The solution trades on the fact that a lie truthfully reported is still a lie, while the truth lied about is, again, a lie. No matter what you're told, it will be a lie. Hence the instruction to do the opposite.

Puzzle 02

With a twinge of apprehension such as he had never felt before, an anthropologist named Abercrombie stepped onto the Island of Knights and Knaves. He knew that this island was populated by most perplexing people: knights, who make only true statements, and knaves, who make only false ones. “How,” Abercrombie wondered, “am I ever to learn anything about this island if I can't tell who is lying and who is telling the truth?”

Abercrombie knew that before he could find out anything he would have to make one friend, someone whom he could always trust to tell him the truth. So when he came upon the first group of natives, three people, presumably named Arthur, Bernard, and Charles, Abercrombie thought to himself, “This is my chance to find a knight for myself.” Abercrombie first asked Arthur, “Are Bernard and Charles both knights?” Arthur replied, “Yes.” Abercrombie then asked: “Is Bernard a knight?” To his great surprise, Arthur answered: “No.”

Is Charles a knight or a knave?

Puzzle 02's Solution

What do we know?

  1. Arthur asserts that Bernard and Charles are both knights.
  2. Arthur also asserts that Bernard is not a knight.

Arthur himself must be a knave: Bernard cannot both be a knight and not a knight. Hence Arthur is lying when he makes both of the above assertions.

So it is false that Bernard is not a knight, which entails that he is a knight.

It is also false that Bernard and Charles are both knights. Specifically, Arthur's first assertion is false just in case neither of them are knights or only one of them is a knight.

Yet we've already shown Bernard is a knight since Arthur's second assertion is false. So it must be the case that the Charles is not a knight.
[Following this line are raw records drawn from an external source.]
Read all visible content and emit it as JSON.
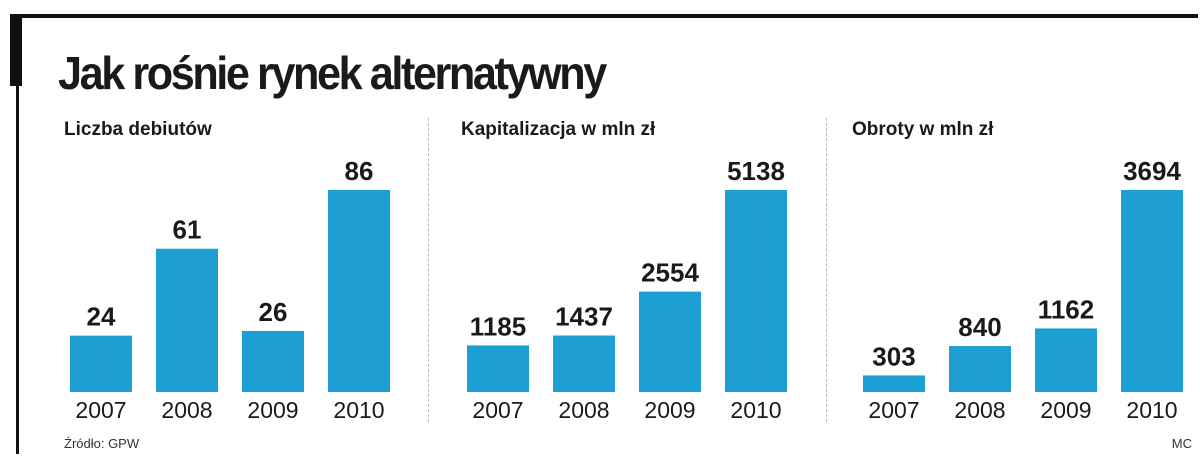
{
  "title": "Jak rośnie rynek alternatywny",
  "colors": {
    "bar": "#1d9fd3",
    "text": "#1a1a1a",
    "frame": "#111111"
  },
  "chart_data": [
    {
      "type": "bar",
      "title": "Liczba debiutów",
      "categories": [
        "2007",
        "2008",
        "2009",
        "2010"
      ],
      "values": [
        24,
        61,
        26,
        86
      ],
      "value_labels": [
        "24",
        "61",
        "26",
        "86"
      ],
      "ylim": [
        0,
        86
      ]
    },
    {
      "type": "bar",
      "title": "Kapitalizacja w mln zł",
      "categories": [
        "2007",
        "2008",
        "2009",
        "2010"
      ],
      "values": [
        1185,
        1437,
        2554,
        5138
      ],
      "value_labels": [
        "1185",
        "1437",
        "2554",
        "5138"
      ],
      "ylim": [
        0,
        5138
      ]
    },
    {
      "type": "bar",
      "title": "Obroty w mln zł",
      "categories": [
        "2007",
        "2008",
        "2009",
        "2010"
      ],
      "values": [
        303,
        840,
        1162,
        3694
      ],
      "value_labels": [
        "303",
        "840",
        "1162",
        "3694"
      ],
      "ylim": [
        0,
        3694
      ]
    }
  ],
  "footer": {
    "source": "Źródło: GPW",
    "author": "MC"
  }
}
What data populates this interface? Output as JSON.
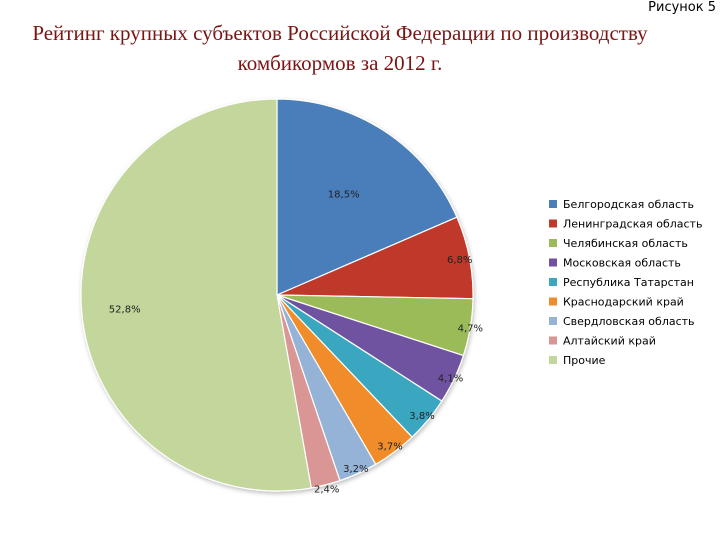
{
  "header": {
    "figure_label": "Рисунок 5",
    "title_line1": "Рейтинг крупных субъектов Российской Федерации по производству",
    "title_line2": "комбикормов за 2012 г."
  },
  "chart_data": {
    "type": "pie",
    "title": "Рейтинг крупных субъектов Российской Федерации по производству комбикормов за 2012 г.",
    "legend_position": "right",
    "slices": [
      {
        "name": "Белгородская область",
        "value": 18.5,
        "label": "18,5%",
        "color": "#4a7ebb"
      },
      {
        "name": "Ленинградская область",
        "value": 6.8,
        "label": "6,8%",
        "color": "#c0392b"
      },
      {
        "name": "Челябинская область",
        "value": 4.7,
        "label": "4,7%",
        "color": "#9bbb59"
      },
      {
        "name": "Московская область",
        "value": 4.1,
        "label": "4,1%",
        "color": "#7052a0"
      },
      {
        "name": "Республика Татарстан",
        "value": 3.8,
        "label": "3,8%",
        "color": "#3aa6c0"
      },
      {
        "name": "Краснодарский край",
        "value": 3.7,
        "label": "3,7%",
        "color": "#f08c2b"
      },
      {
        "name": "Свердловская область",
        "value": 3.2,
        "label": "3,2%",
        "color": "#95b3d7"
      },
      {
        "name": "Алтайский край",
        "value": 2.4,
        "label": "2,4%",
        "color": "#d99694"
      },
      {
        "name": "Прочие",
        "value": 52.8,
        "label": "52,8%",
        "color": "#c3d69b"
      }
    ]
  }
}
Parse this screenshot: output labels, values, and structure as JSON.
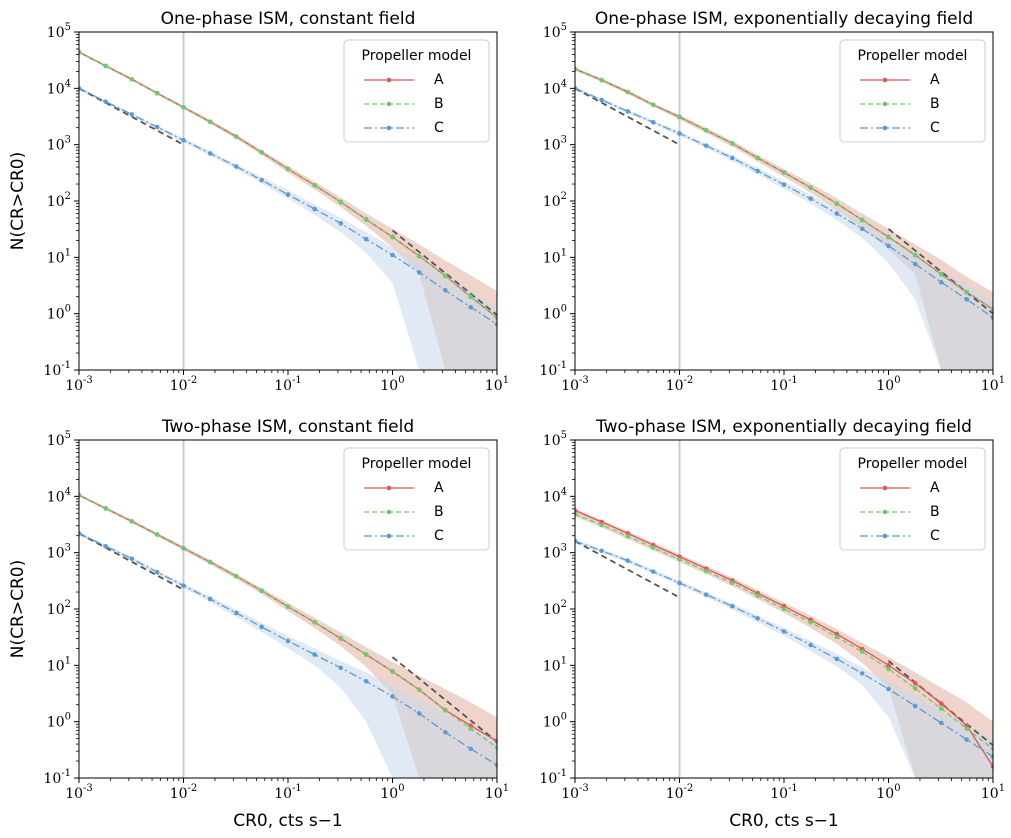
{
  "figure": {
    "ylabel": "N(CR>CR0)",
    "xlabel": "CR0, cts s−1"
  },
  "legend": {
    "title": "Propeller model",
    "placement": "top-right",
    "items": [
      "A",
      "B",
      "C"
    ]
  },
  "colors": {
    "A": "#e05555",
    "B": "#72c872",
    "C": "#5a9bd4",
    "A_fill": "#e0b0a0",
    "C_fill": "#c9d9eb",
    "ref_line": "#555555",
    "vline": "#cccccc"
  },
  "x_ticks": [
    "10^-3",
    "10^-2",
    "10^-1",
    "10^0",
    "10^1"
  ],
  "y_ticks": [
    "10^-1",
    "10^0",
    "10^1",
    "10^2",
    "10^3",
    "10^4",
    "10^5"
  ],
  "chart_data": [
    {
      "type": "line",
      "title": "One-phase ISM, constant field",
      "xscale": "log",
      "yscale": "log",
      "xlim": [
        0.001,
        10
      ],
      "ylim": [
        0.1,
        100000
      ],
      "vline_x": 0.01,
      "show_ylabel": true,
      "show_xlabel": false,
      "x": [
        0.001,
        0.0018,
        0.0032,
        0.0056,
        0.01,
        0.018,
        0.032,
        0.056,
        0.1,
        0.18,
        0.32,
        0.56,
        1.0,
        1.8,
        3.2,
        5.6,
        10
      ],
      "series": [
        {
          "name": "A",
          "values": [
            44000,
            25000,
            14500,
            8200,
            4600,
            2550,
            1390,
            730,
            370,
            190,
            96,
            47,
            23,
            10.5,
            4.7,
            2.0,
            0.85
          ]
        },
        {
          "name": "B",
          "values": [
            44000,
            25000,
            14500,
            8200,
            4600,
            2550,
            1390,
            730,
            370,
            190,
            96,
            47,
            23,
            10.5,
            4.7,
            2.0,
            0.85
          ]
        },
        {
          "name": "C",
          "values": [
            10000,
            5800,
            3450,
            2050,
            1200,
            700,
            410,
            235,
            130,
            72,
            40,
            21,
            11,
            5.4,
            2.6,
            1.3,
            0.65
          ]
        }
      ],
      "bands": [
        {
          "name": "A",
          "upper": [
            46000,
            26500,
            15300,
            8700,
            4900,
            2750,
            1510,
            800,
            420,
            220,
            115,
            60,
            32,
            17,
            8.8,
            4.8,
            2.5
          ],
          "lower": [
            42000,
            23500,
            13700,
            7700,
            4300,
            2350,
            1270,
            660,
            320,
            160,
            78,
            36,
            15,
            5.0,
            0.1,
            0.1,
            0.1
          ]
        },
        {
          "name": "C",
          "upper": [
            10500,
            6100,
            3650,
            2200,
            1300,
            770,
            450,
            265,
            155,
            87,
            50,
            28,
            15,
            8.5,
            4.8,
            2.6,
            1.2
          ],
          "lower": [
            9500,
            5500,
            3250,
            1900,
            1100,
            630,
            370,
            205,
            110,
            56,
            28,
            12,
            3.5,
            0.1,
            0.1,
            0.1,
            0.1
          ]
        }
      ],
      "ref_lines": [
        {
          "x": [
            0.001,
            0.01
          ],
          "y": [
            10000,
            1000
          ]
        },
        {
          "x": [
            1.0,
            10
          ],
          "y": [
            30,
            0.95
          ]
        }
      ]
    },
    {
      "type": "line",
      "title": "One-phase ISM, exponentially decaying field",
      "xscale": "log",
      "yscale": "log",
      "xlim": [
        0.001,
        10
      ],
      "ylim": [
        0.1,
        100000
      ],
      "vline_x": 0.01,
      "show_ylabel": false,
      "show_xlabel": false,
      "x": [
        0.001,
        0.0018,
        0.0032,
        0.0056,
        0.01,
        0.018,
        0.032,
        0.056,
        0.1,
        0.18,
        0.32,
        0.56,
        1.0,
        1.8,
        3.2,
        5.6,
        10
      ],
      "series": [
        {
          "name": "A",
          "values": [
            22000,
            14000,
            8600,
            5100,
            3100,
            1800,
            1050,
            580,
            320,
            172,
            90,
            46,
            23,
            11,
            5.0,
            2.4,
            1.2
          ]
        },
        {
          "name": "B",
          "values": [
            22000,
            14000,
            8600,
            5100,
            3100,
            1800,
            1050,
            580,
            320,
            172,
            90,
            46,
            23,
            11,
            5.0,
            2.4,
            1.2
          ]
        },
        {
          "name": "C",
          "values": [
            10000,
            6200,
            3900,
            2500,
            1580,
            960,
            580,
            340,
            195,
            110,
            60,
            32,
            16,
            7.6,
            3.6,
            1.8,
            0.85
          ]
        }
      ],
      "bands": [
        {
          "name": "A",
          "upper": [
            23500,
            15000,
            9300,
            5500,
            3400,
            2000,
            1170,
            660,
            370,
            205,
            112,
            60,
            32,
            17,
            9.0,
            4.5,
            2.4
          ],
          "lower": [
            20500,
            13000,
            7900,
            4700,
            2800,
            1600,
            930,
            500,
            270,
            140,
            70,
            33,
            14,
            5.0,
            0.1,
            0.1,
            0.1
          ]
        },
        {
          "name": "C",
          "upper": [
            10600,
            6600,
            4200,
            2700,
            1720,
            1050,
            650,
            385,
            225,
            130,
            74,
            42,
            22,
            11.5,
            6.0,
            3.2,
            1.6
          ],
          "lower": [
            9400,
            5800,
            3600,
            2300,
            1440,
            870,
            510,
            295,
            165,
            90,
            46,
            22,
            8.0,
            1.8,
            0.1,
            0.1,
            0.1
          ]
        }
      ],
      "ref_lines": [
        {
          "x": [
            0.001,
            0.01
          ],
          "y": [
            10000,
            1000
          ]
        },
        {
          "x": [
            1.0,
            10
          ],
          "y": [
            32,
            1.0
          ]
        }
      ]
    },
    {
      "type": "line",
      "title": "Two-phase ISM, constant field",
      "xscale": "log",
      "yscale": "log",
      "xlim": [
        0.001,
        10
      ],
      "ylim": [
        0.1,
        100000
      ],
      "vline_x": 0.01,
      "show_ylabel": true,
      "show_xlabel": true,
      "x": [
        0.001,
        0.0018,
        0.0032,
        0.0056,
        0.01,
        0.018,
        0.032,
        0.056,
        0.1,
        0.18,
        0.32,
        0.56,
        1.0,
        1.8,
        3.2,
        5.6,
        10
      ],
      "series": [
        {
          "name": "A",
          "values": [
            10500,
            6100,
            3600,
            2100,
            1200,
            680,
            380,
            210,
            110,
            58,
            30,
            15.5,
            7.8,
            3.7,
            1.6,
            0.85,
            0.45
          ]
        },
        {
          "name": "B",
          "values": [
            10500,
            6100,
            3600,
            2100,
            1200,
            680,
            380,
            210,
            110,
            58,
            30,
            15.5,
            7.8,
            3.7,
            1.6,
            0.75,
            0.35
          ]
        },
        {
          "name": "C",
          "values": [
            2200,
            1300,
            780,
            450,
            260,
            150,
            85,
            48,
            27,
            15.5,
            9.0,
            5.2,
            2.8,
            1.4,
            0.65,
            0.33,
            0.17
          ]
        }
      ],
      "bands": [
        {
          "name": "A",
          "upper": [
            11000,
            6500,
            3850,
            2250,
            1300,
            745,
            420,
            235,
            128,
            70,
            38,
            21,
            11.5,
            6.5,
            3.8,
            2.2,
            1.2
          ],
          "lower": [
            10000,
            5750,
            3350,
            1950,
            1100,
            615,
            340,
            185,
            92,
            46,
            22,
            9.5,
            3.0,
            0.1,
            0.1,
            0.1,
            0.1
          ]
        },
        {
          "name": "C",
          "upper": [
            2350,
            1400,
            840,
            490,
            285,
            168,
            98,
            57,
            33,
            20,
            12,
            7.5,
            4.5,
            2.5,
            1.4,
            0.8,
            0.45
          ],
          "lower": [
            2050,
            1200,
            720,
            410,
            235,
            132,
            72,
            39,
            20,
            10,
            4.0,
            1.0,
            0.1,
            0.1,
            0.1,
            0.1,
            0.1
          ]
        }
      ],
      "ref_lines": [
        {
          "x": [
            0.001,
            0.01
          ],
          "y": [
            2200,
            220
          ]
        },
        {
          "x": [
            1.0,
            10
          ],
          "y": [
            14,
            0.44
          ]
        }
      ]
    },
    {
      "type": "line",
      "title": "Two-phase ISM, exponentially decaying field",
      "xscale": "log",
      "yscale": "log",
      "xlim": [
        0.001,
        10
      ],
      "ylim": [
        0.1,
        100000
      ],
      "vline_x": 0.01,
      "show_ylabel": false,
      "show_xlabel": true,
      "x": [
        0.001,
        0.0018,
        0.0032,
        0.0056,
        0.01,
        0.018,
        0.032,
        0.056,
        0.1,
        0.18,
        0.32,
        0.56,
        1.0,
        1.8,
        3.2,
        5.6,
        10
      ],
      "series": [
        {
          "name": "A",
          "values": [
            5600,
            3500,
            2200,
            1370,
            850,
            520,
            320,
            190,
            112,
            64,
            36,
            19.5,
            10,
            4.8,
            2.1,
            0.85,
            0.16
          ]
        },
        {
          "name": "B",
          "values": [
            4800,
            3100,
            1950,
            1220,
            760,
            470,
            290,
            173,
            100,
            58,
            32,
            17.5,
            8.6,
            3.9,
            1.7,
            0.75,
            0.33
          ]
        },
        {
          "name": "C",
          "values": [
            1600,
            1080,
            720,
            460,
            290,
            180,
            112,
            68,
            40,
            23,
            13,
            7.2,
            3.8,
            1.9,
            0.95,
            0.48,
            0.24
          ]
        }
      ],
      "bands": [
        {
          "name": "A",
          "upper": [
            6000,
            3800,
            2400,
            1500,
            940,
            580,
            360,
            218,
            130,
            76,
            44,
            25,
            14,
            7.5,
            4.0,
            2.2,
            1.0
          ],
          "lower": [
            4400,
            2800,
            1750,
            1100,
            680,
            420,
            255,
            150,
            86,
            46,
            24,
            11,
            4.0,
            0.1,
            0.1,
            0.1,
            0.1
          ]
        },
        {
          "name": "C",
          "upper": [
            1720,
            1160,
            780,
            500,
            318,
            200,
            125,
            77,
            46,
            27,
            16,
            9.2,
            5.2,
            2.9,
            1.6,
            0.9,
            0.45
          ],
          "lower": [
            1480,
            1000,
            660,
            420,
            262,
            160,
            98,
            58,
            33,
            18,
            9.5,
            4.5,
            1.2,
            0.1,
            0.1,
            0.1,
            0.1
          ]
        }
      ],
      "ref_lines": [
        {
          "x": [
            0.001,
            0.01
          ],
          "y": [
            1600,
            160
          ]
        },
        {
          "x": [
            1.0,
            10
          ],
          "y": [
            12,
            0.38
          ]
        }
      ]
    }
  ]
}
He is a knave.

Puzzle 03

Having been told by the King (who is, presumably, a knight) that the Sorcerer's Apprentice is presently entertaining two guests and that Abercrombie must deduce which of the three is the Sorcerer's Apprentice, we pick up the crucial part story:

A short walk brought the anthropologist to the house. When he entered, there were indeed three people present.

"Which of you is the Sorcerer's Apprentice?" asked Abercrombie.

"I am," replied one.

"I am the Sorcerer's Apprentice!" cried a second.

But the third remained silent.

"Can you tell me anything?" Abercrombie asked.

"It's funny," answered the third one with a sly smile. "At most, only one of the three of us ever tells the truth!"

Can it be deduced which of the three is the Sorcerer's Apprentice? If so, how? If not, why not?

We did not, alas, get to the solution for Puzzle 03. We'll pick up there next time after you've had a couple of days to think on it.

Please note that these puzzles are drawn from Raymond Smullyan's "Satan, Cantor, and Infinity" (Smullyan, R. 1992. Satan, Cantor, and Infinity: And Other Mind-Boggling Puzzles. New York: Alfred A. Knopf, Inc.)